I had a friend send me the following quote the other day: “People never really change very deeply until someone catches them in their shame… and is not appalled. Out of this place, where we have been loved in our shame, we come to know that we are worthy of love.”
I agree with this comment simply because it communicates acceptance and more importantly… grace.
This hits a button for me. Shame is the belief that ‘you are the bad thing’ not just that you ‘did the bad thing’. It is the core of your identity, value, meaning… the ‘who you are’.
Shame attacks your worth your good-enough-ness and a perpetual ‘less than’ picture of who you are. Contrasted with guilt, also known as conviction, which produces life because it is about corrective action. Conviction separates your behavior from your identity and worth, (that’s good!), whereas shame welds your identity and value with your behavior (that’s bad!).

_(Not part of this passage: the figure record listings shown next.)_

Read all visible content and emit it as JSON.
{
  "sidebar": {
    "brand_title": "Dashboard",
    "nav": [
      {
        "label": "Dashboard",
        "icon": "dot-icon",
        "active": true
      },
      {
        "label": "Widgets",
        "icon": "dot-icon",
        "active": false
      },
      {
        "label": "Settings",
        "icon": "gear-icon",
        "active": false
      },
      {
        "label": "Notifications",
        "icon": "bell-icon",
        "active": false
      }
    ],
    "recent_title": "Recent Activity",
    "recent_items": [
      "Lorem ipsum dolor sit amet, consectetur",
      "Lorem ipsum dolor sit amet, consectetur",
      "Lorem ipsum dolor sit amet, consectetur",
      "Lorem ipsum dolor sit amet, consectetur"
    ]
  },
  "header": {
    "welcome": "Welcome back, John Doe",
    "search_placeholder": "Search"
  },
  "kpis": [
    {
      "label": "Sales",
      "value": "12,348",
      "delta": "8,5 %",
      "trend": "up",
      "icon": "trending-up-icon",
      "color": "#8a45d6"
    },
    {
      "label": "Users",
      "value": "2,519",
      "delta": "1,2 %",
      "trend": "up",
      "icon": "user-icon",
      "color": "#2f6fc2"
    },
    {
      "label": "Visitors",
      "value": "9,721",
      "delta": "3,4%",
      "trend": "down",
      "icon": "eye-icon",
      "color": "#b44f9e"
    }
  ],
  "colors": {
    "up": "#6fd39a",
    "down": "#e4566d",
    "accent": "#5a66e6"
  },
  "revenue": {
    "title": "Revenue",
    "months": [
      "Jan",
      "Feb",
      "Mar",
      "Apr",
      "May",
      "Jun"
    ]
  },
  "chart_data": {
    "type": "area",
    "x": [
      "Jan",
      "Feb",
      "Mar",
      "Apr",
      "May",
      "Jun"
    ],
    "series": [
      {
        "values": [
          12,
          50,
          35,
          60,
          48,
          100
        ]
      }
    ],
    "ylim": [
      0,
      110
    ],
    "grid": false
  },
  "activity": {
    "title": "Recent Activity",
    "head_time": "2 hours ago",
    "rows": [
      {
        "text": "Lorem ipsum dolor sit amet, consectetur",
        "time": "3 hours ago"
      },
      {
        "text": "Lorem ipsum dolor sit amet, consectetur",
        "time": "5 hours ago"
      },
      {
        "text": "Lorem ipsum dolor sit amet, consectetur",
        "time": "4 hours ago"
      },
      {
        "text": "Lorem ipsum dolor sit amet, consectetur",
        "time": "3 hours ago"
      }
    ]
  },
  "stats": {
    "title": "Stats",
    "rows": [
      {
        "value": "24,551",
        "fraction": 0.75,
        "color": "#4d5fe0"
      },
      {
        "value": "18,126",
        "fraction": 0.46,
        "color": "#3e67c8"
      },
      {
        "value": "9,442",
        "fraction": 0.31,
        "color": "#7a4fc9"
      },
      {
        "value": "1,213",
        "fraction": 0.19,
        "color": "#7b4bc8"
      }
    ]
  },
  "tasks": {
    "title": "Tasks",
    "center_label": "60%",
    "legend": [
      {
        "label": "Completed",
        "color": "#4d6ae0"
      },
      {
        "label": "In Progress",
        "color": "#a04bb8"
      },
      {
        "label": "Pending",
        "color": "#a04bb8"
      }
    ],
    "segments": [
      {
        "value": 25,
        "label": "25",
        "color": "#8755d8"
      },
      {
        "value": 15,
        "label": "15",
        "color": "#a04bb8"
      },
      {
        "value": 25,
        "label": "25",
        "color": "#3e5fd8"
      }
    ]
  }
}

We are all more valuable than the negative choices we make at times. God loves us as much on our “worst day” as He does on our “best day.”
Ever notice how in scripture Jesus was not shocked by the sin of others? He certainly didn’t fluff off sin, he addressed it by speaking right to the heart of the person. His reactions of grace, acceptance, and hope were the antithesis of what the church leaders of the day wanted to hear — and also the last thing that the person ‘caught in sin’ expected to hear too. It’s also the last thing people today, especially leaders, expect to hear when their sin finds them out.

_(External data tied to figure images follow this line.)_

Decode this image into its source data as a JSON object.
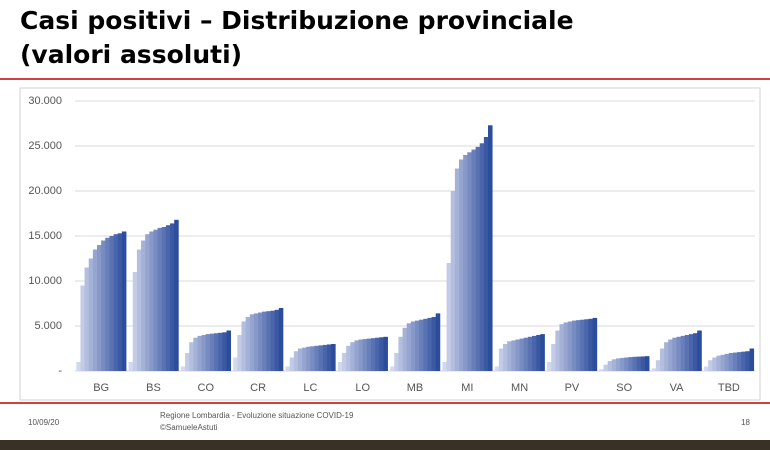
{
  "chart_data": {
    "type": "grouped-series-bar",
    "title": [
      "Casi positivi – Distribuzione provinciale",
      "(valori assoluti)"
    ],
    "color_start": "#d2d8ee",
    "color_end": "#2c4c9c",
    "categories": [
      "BG",
      "BS",
      "CO",
      "CR",
      "LC",
      "LO",
      "MB",
      "MI",
      "MN",
      "PV",
      "SO",
      "VA",
      "TBD"
    ],
    "groups": [
      [
        1000,
        9500,
        11500,
        12500,
        13500,
        14000,
        14500,
        14800,
        15000,
        15200,
        15300,
        15500
      ],
      [
        1000,
        11000,
        13500,
        14500,
        15200,
        15500,
        15700,
        15900,
        16000,
        16200,
        16400,
        16800
      ],
      [
        500,
        2000,
        3200,
        3700,
        3900,
        4000,
        4100,
        4150,
        4200,
        4250,
        4300,
        4500
      ],
      [
        1500,
        4000,
        5500,
        6000,
        6300,
        6400,
        6500,
        6600,
        6650,
        6700,
        6800,
        7000
      ],
      [
        500,
        1500,
        2200,
        2500,
        2600,
        2700,
        2750,
        2800,
        2850,
        2900,
        2950,
        3000
      ],
      [
        1000,
        2000,
        2800,
        3200,
        3400,
        3500,
        3550,
        3600,
        3650,
        3700,
        3750,
        3800
      ],
      [
        500,
        2000,
        3800,
        4800,
        5300,
        5500,
        5600,
        5700,
        5800,
        5900,
        6000,
        6400
      ],
      [
        1000,
        12000,
        20000,
        22500,
        23500,
        24000,
        24300,
        24600,
        24900,
        25300,
        26000,
        27300
      ],
      [
        500,
        2500,
        3000,
        3300,
        3400,
        3500,
        3600,
        3700,
        3800,
        3900,
        4000,
        4100
      ],
      [
        1000,
        3000,
        4500,
        5200,
        5400,
        5500,
        5600,
        5650,
        5700,
        5750,
        5800,
        5900
      ],
      [
        200,
        700,
        1100,
        1300,
        1400,
        1450,
        1500,
        1550,
        1580,
        1600,
        1620,
        1650
      ],
      [
        300,
        1200,
        2500,
        3200,
        3500,
        3700,
        3800,
        3900,
        4000,
        4100,
        4200,
        4500
      ],
      [
        500,
        1200,
        1500,
        1700,
        1800,
        1900,
        2000,
        2050,
        2100,
        2150,
        2200,
        2500
      ]
    ],
    "ylim": [
      0,
      30000
    ],
    "yticks": [
      {
        "value": 0,
        "label": "-"
      },
      {
        "value": 5000,
        "label": "5.000"
      },
      {
        "value": 10000,
        "label": "10.000"
      },
      {
        "value": 15000,
        "label": "15.000"
      },
      {
        "value": 20000,
        "label": "20.000"
      },
      {
        "value": 25000,
        "label": "25.000"
      },
      {
        "value": 30000,
        "label": "30.000"
      }
    ],
    "grid": true
  },
  "footer": {
    "date": "10/09/20",
    "source": "Regione Lombardia - Evoluzione situazione COVID-19",
    "credit": "©SamueleAstuti",
    "page": "18"
  }
}
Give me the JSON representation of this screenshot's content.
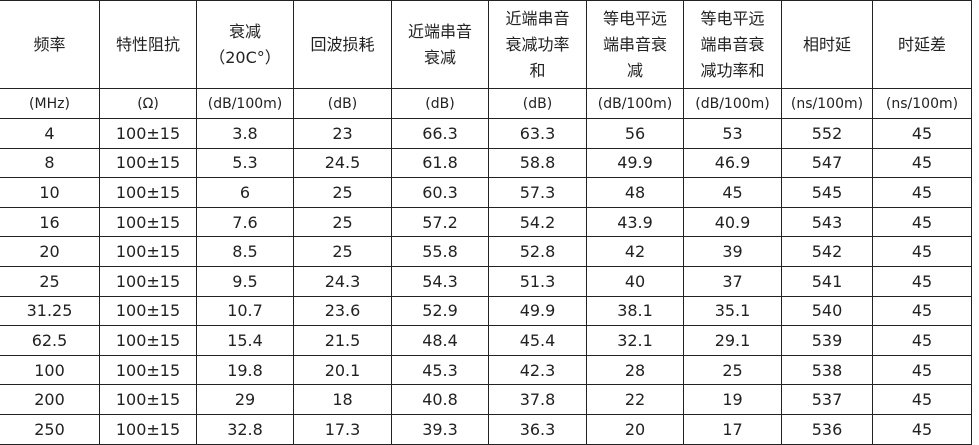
{
  "table": {
    "headers": [
      "频率",
      "特性阻抗",
      "衰减\n（20C°）",
      "回波损耗",
      "近端串音\n衰减",
      "近端串音\n衰减功率\n和",
      "等电平远\n端串音衰\n减",
      "等电平远\n端串音衰\n减功率和",
      "相时延",
      "时延差"
    ],
    "units": [
      "(MHz)",
      "(Ω)",
      "(dB/100m)",
      "(dB)",
      "(dB)",
      "(dB)",
      "(dB/100m)",
      "(dB/100m)",
      "(ns/100m)",
      "(ns/100m)"
    ],
    "rows": [
      [
        "4",
        "100±15",
        "3.8",
        "23",
        "66.3",
        "63.3",
        "56",
        "53",
        "552",
        "45"
      ],
      [
        "8",
        "100±15",
        "5.3",
        "24.5",
        "61.8",
        "58.8",
        "49.9",
        "46.9",
        "547",
        "45"
      ],
      [
        "10",
        "100±15",
        "6",
        "25",
        "60.3",
        "57.3",
        "48",
        "45",
        "545",
        "45"
      ],
      [
        "16",
        "100±15",
        "7.6",
        "25",
        "57.2",
        "54.2",
        "43.9",
        "40.9",
        "543",
        "45"
      ],
      [
        "20",
        "100±15",
        "8.5",
        "25",
        "55.8",
        "52.8",
        "42",
        "39",
        "542",
        "45"
      ],
      [
        "25",
        "100±15",
        "9.5",
        "24.3",
        "54.3",
        "51.3",
        "40",
        "37",
        "541",
        "45"
      ],
      [
        "31.25",
        "100±15",
        "10.7",
        "23.6",
        "52.9",
        "49.9",
        "38.1",
        "35.1",
        "540",
        "45"
      ],
      [
        "62.5",
        "100±15",
        "15.4",
        "21.5",
        "48.4",
        "45.4",
        "32.1",
        "29.1",
        "539",
        "45"
      ],
      [
        "100",
        "100±15",
        "19.8",
        "20.1",
        "45.3",
        "42.3",
        "28",
        "25",
        "538",
        "45"
      ],
      [
        "200",
        "100±15",
        "29",
        "18",
        "40.8",
        "37.8",
        "22",
        "19",
        "537",
        "45"
      ],
      [
        "250",
        "100±15",
        "32.8",
        "17.3",
        "39.3",
        "36.3",
        "20",
        "17",
        "536",
        "45"
      ]
    ]
  }
}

God loves us too much to leave us how He found us.
My counselor and I were talking that other day about the difference between Adam and Jesus. Both faced the consequence of sin, that being, God turning His back on them because righteousness cannot exist in darkness. Adam ran, hid, and blamed God. Jesus said “not my will but yours God.” Both felt the same emotions, aloneness, fear, etc, but only Jesus trusted God enough to handle the enormity of his pain. Because of Jesus’ choice we have all been set free from the debt of our sin, hence, we don’t have to live stuck in shame.

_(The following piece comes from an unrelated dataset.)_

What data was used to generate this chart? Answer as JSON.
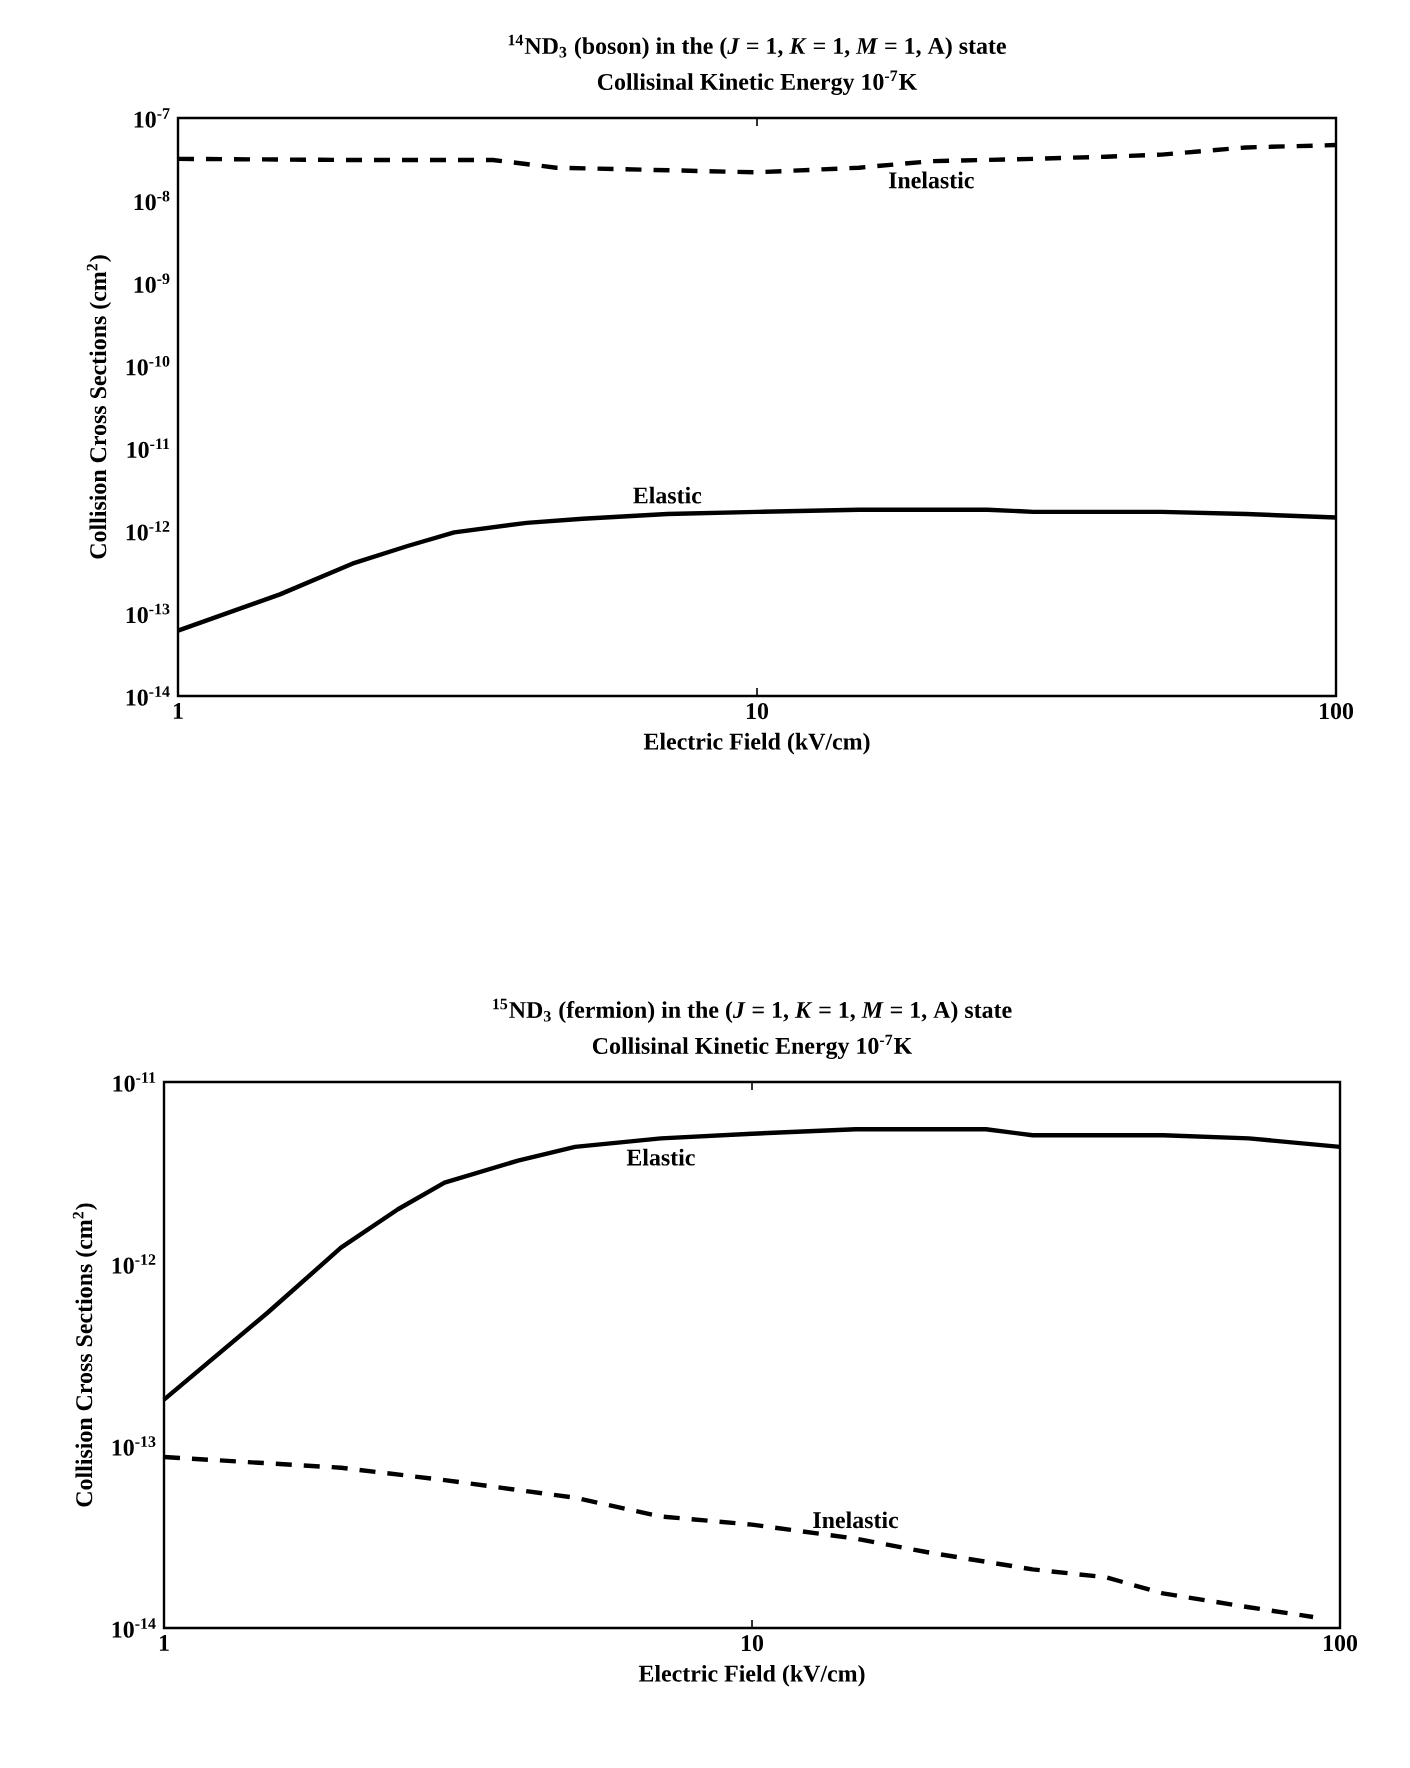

At times, I have found it incredibly difficult to be as honest as I want to be, with myself, with God, and for fear that “if people really knew” what I was thinking they would be appalled.
What has helped the most is hearing, consistently from others, God’s truth, love, and grace — He really is big enough — for all of ‘me’. Acceptance and hope are incredibly powerful antidotes to shame.
I’m not there yet by any stretch, but I am encouraged by fellow “wounded healers” who do not freak out when our human-ness shows up. Instead, as Jesus did, they inspire acceptance for ‘whose you are’ (a child of God), and hope that with a life in step with the Holy Spirit is is possible to be shame free.